Page MenuHomePhabricator

Media endpoint does not refresh structured captions
Closed, ResolvedPublic

Description

The page/media endpoint now returns structured image captions for each of the media items, which is excellent. However, it does not seem to update the content when the structured captions are edited. Is it possible to refresh the Media endpoint when the structured caption of any of the constituent images is edited?

Event Timeline

Since /page/media isn't yet stored in RESTBase, I assume this is just the effect of Varnish caching at this point. But now that I think about it, invalidating /page/media content correctly and efficiently could actually be rather tricky. /page/media includes metadata (structured and unstructured) for a variety of the media files used on the page to which it refers. As it stands, we would have to invalidate the /page/media content for every page in which an image is used whenever the image's structured data is edited. That info is only provided by a table in GlobalUsage. I think that table is only updated periodically, not in near-real time, so we could be updating based on slightly outdated information.
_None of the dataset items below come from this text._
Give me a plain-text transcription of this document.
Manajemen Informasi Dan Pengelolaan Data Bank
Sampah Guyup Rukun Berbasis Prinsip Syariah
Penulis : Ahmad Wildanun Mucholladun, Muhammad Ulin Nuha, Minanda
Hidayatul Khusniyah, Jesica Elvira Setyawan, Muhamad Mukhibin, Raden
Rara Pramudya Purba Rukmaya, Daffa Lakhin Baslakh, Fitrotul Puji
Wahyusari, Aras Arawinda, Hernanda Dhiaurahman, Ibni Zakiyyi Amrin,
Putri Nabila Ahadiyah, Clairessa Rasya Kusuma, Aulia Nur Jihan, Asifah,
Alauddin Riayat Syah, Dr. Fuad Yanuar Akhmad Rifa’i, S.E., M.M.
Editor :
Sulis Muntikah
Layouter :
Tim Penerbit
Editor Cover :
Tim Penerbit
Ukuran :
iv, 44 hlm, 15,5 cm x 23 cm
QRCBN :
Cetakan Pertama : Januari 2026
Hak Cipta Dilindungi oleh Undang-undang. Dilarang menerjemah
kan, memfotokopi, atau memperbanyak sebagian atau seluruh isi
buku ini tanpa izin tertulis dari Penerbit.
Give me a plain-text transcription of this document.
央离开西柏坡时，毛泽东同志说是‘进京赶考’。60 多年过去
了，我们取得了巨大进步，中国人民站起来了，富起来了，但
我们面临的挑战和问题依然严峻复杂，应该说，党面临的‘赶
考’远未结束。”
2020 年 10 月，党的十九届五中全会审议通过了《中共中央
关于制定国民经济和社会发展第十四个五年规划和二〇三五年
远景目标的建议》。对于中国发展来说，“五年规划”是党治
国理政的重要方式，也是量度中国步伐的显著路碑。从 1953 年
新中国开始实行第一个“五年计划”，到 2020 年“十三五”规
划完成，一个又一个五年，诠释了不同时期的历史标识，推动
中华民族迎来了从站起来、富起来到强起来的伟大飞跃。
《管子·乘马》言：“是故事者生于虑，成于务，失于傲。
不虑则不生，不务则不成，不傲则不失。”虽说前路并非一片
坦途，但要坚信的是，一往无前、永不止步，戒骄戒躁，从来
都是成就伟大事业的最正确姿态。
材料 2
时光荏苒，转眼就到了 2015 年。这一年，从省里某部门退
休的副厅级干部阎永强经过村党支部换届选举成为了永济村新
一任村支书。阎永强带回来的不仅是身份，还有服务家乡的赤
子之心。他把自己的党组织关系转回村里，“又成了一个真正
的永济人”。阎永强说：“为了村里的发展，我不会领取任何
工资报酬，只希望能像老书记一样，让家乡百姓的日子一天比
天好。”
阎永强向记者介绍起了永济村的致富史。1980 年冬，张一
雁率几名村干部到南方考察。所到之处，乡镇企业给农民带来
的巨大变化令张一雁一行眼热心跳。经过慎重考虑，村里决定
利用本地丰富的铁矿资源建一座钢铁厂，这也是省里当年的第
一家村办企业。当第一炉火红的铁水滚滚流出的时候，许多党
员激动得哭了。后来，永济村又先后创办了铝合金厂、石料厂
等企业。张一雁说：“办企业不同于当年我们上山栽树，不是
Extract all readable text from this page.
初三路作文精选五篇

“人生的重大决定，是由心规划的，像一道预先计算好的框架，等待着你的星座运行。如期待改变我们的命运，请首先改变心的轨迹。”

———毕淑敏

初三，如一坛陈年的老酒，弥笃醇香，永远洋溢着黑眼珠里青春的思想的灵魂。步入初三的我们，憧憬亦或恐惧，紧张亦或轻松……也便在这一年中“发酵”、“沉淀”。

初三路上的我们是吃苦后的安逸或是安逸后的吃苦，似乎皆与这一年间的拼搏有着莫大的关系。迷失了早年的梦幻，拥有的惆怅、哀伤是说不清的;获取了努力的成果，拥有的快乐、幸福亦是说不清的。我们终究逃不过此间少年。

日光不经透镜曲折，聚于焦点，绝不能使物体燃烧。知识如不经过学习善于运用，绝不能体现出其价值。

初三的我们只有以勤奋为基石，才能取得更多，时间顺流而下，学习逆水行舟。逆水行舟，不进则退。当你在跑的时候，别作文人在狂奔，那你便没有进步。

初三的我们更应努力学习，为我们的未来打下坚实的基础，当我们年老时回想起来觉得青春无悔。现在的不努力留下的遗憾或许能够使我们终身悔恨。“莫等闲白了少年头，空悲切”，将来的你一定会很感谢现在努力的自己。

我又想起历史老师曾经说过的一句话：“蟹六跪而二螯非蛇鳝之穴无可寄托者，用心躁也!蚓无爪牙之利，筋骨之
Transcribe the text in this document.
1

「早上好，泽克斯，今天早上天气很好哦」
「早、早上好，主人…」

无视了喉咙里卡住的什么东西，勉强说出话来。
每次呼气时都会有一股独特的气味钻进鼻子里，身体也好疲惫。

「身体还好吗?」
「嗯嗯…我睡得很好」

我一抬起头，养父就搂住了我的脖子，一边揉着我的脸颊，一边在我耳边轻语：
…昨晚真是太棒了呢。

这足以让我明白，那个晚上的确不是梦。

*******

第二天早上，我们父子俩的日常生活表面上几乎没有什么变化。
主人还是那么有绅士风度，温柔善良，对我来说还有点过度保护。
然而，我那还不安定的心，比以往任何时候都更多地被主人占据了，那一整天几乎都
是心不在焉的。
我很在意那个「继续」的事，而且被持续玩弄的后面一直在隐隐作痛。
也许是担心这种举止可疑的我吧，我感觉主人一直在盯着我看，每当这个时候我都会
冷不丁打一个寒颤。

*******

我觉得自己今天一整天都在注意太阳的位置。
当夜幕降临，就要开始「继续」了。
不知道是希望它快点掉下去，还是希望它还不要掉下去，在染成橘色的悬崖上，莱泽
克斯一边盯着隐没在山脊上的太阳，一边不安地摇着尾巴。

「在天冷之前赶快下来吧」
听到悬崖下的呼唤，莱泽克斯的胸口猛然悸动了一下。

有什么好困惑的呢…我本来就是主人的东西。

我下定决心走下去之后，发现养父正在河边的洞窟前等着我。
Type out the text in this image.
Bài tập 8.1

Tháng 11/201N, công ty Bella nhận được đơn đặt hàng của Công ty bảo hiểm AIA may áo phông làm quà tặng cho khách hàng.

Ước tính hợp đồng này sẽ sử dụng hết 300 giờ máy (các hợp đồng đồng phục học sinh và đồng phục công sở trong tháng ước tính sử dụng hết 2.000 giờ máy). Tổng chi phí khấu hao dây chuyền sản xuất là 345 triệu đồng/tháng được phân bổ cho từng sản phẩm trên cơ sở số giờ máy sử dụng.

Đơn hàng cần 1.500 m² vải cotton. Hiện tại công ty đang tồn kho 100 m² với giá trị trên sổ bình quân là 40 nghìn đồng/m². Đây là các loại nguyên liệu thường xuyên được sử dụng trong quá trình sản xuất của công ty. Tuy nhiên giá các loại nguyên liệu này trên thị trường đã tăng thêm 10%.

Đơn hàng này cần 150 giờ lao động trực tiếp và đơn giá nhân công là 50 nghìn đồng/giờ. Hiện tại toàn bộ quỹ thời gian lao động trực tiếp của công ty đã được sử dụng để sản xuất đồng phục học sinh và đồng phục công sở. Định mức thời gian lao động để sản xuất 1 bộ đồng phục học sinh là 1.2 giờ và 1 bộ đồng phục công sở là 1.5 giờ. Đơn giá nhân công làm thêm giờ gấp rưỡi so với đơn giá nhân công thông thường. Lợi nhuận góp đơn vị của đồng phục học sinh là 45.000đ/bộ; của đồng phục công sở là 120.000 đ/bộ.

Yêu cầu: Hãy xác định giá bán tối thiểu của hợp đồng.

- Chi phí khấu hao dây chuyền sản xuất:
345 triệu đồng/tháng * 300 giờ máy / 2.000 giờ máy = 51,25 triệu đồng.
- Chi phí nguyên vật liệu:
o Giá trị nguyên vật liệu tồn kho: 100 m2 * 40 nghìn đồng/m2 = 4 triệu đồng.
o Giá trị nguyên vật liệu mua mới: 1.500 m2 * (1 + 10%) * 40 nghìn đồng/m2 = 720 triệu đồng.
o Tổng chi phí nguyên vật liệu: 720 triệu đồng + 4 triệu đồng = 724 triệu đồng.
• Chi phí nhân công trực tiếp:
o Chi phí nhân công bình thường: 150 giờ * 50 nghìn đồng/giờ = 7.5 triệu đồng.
Also, regenerating potentially dozens of stored /page/media responses upon image metadata edit could end up being a lot of load if the edit volume on SDC ends up being similar to on Wikidata (which I think is a safe assumption); also, a lot of that work could potentially be wasted, since /page/media only includes a subset of all images used on each page (e.g., it attempts to exclude images used as wiki UI elements).

Perhaps we'd be better off rethinking the architecture of /page/media a bit. If we had endpoints along the lines proposed in T224920—perhaps separate endpoints for /media/image/extmetadata/{title} (unstructured image metadata) and /media/image/structured_data/{title} (SDC metadata)—whose response(s) /page/media simply included via merge nodes, and it was the /media/image endpoints rather than /page/media that were RB-stored and invalidated on edit, then we'd have a much more manageable correspondence between edits and content to be invalidated and regenerated.

Yes. The reason is that ChangeProp doesn't know to update /page/media when these kinds of changes happen. I agree that we should consider separating out this information into separate endpoints if this is info that is only needed by the editing aspect.

We do track image usage in change-prop and rerender pages when images get updated, but indeed it's only done for local usage. Having the same mechanism for global usage is possible, even though we would miss some usages, but I support @Mholloway in his concern regarding the scalability of this.

This is yet another example of how much we need proper dependency tracking mechanism.

Since there's zero chance of resolving the ChangeProp dependency tracking / invalidation piece of this before the target launch date for in-app caption suggestions, I think we should proceed as discussed in the Audiences-Platform sync last week, namely, by creating a new /page/media-list endpoint[1] that simply returns the File page titles (and perhaps other on-page info) for the non-UI files in the page, without including other info gatherred from the MW API; and the app should then gather any additional needed info directly from imageinfo and getentities. (There's ongoing discussion on T224920 about the proposed REST API wrapper for imageinfo and possibly wbgetentities.)

Note: /page/media is technically marked experimental, but I don't think we can just change it at this point, since IIUC there's already been at least one production app release that consumes it. So we need to deprecate and leave as-is for now.

@Dbrant @JoeWalsh Does this work for you?

[1] https://gerrit.wikimedia.org/r/#/c/mediawiki/services/mobileapps/+/517135/

Change 517135 had a related patch set uploaded (by Mholloway; owner: Michael Holloway):
[mediawiki/services/mobileapps@master] Add page media list endpoint

https://gerrit.wikimedia.org/r/517135

Change 517135 merged by jenkins-bot:
[mediawiki/services/mobileapps@master] Add page media list endpoint

https://gerrit.wikimedia.org/r/517135

Mentioned in SAL (#wikimedia-operations) [2019-06-20T17:37:31Z] <mholloway-shell@deploy1001> Started deploy [mobileapps/deploy@fd98900]: Deploy media-list endpoint (T225443) and service template upgrade to v0.7.0

Mentioned in SAL (#wikimedia-operations) [2019-06-20T17:43:12Z] <mholloway-shell@deploy1001> Finished deploy [mobileapps/deploy@fd98900]: Deploy media-list endpoint (T225443) and service template upgrade to v0.7.0 (duration: 05m 38s)

@Dbrant can you confirm whether you actually plan to use the new media-list endpoint before I submit a RESTBase PR to publicly launch it?

@Mholloway The app currently uses the media endpoint to get the items for our image gallery. If the media endpoint is being deprecated in favor of the media-list endpoint, then we'll surely need to switch to it and start using it.

Mholloway lowered the priority of this task from High to Medium.Jun 22 2019, 11:48 PM

Not high priority since the Android app can just ignore the info that isn't properly updated and re-query the MW API in the meantime.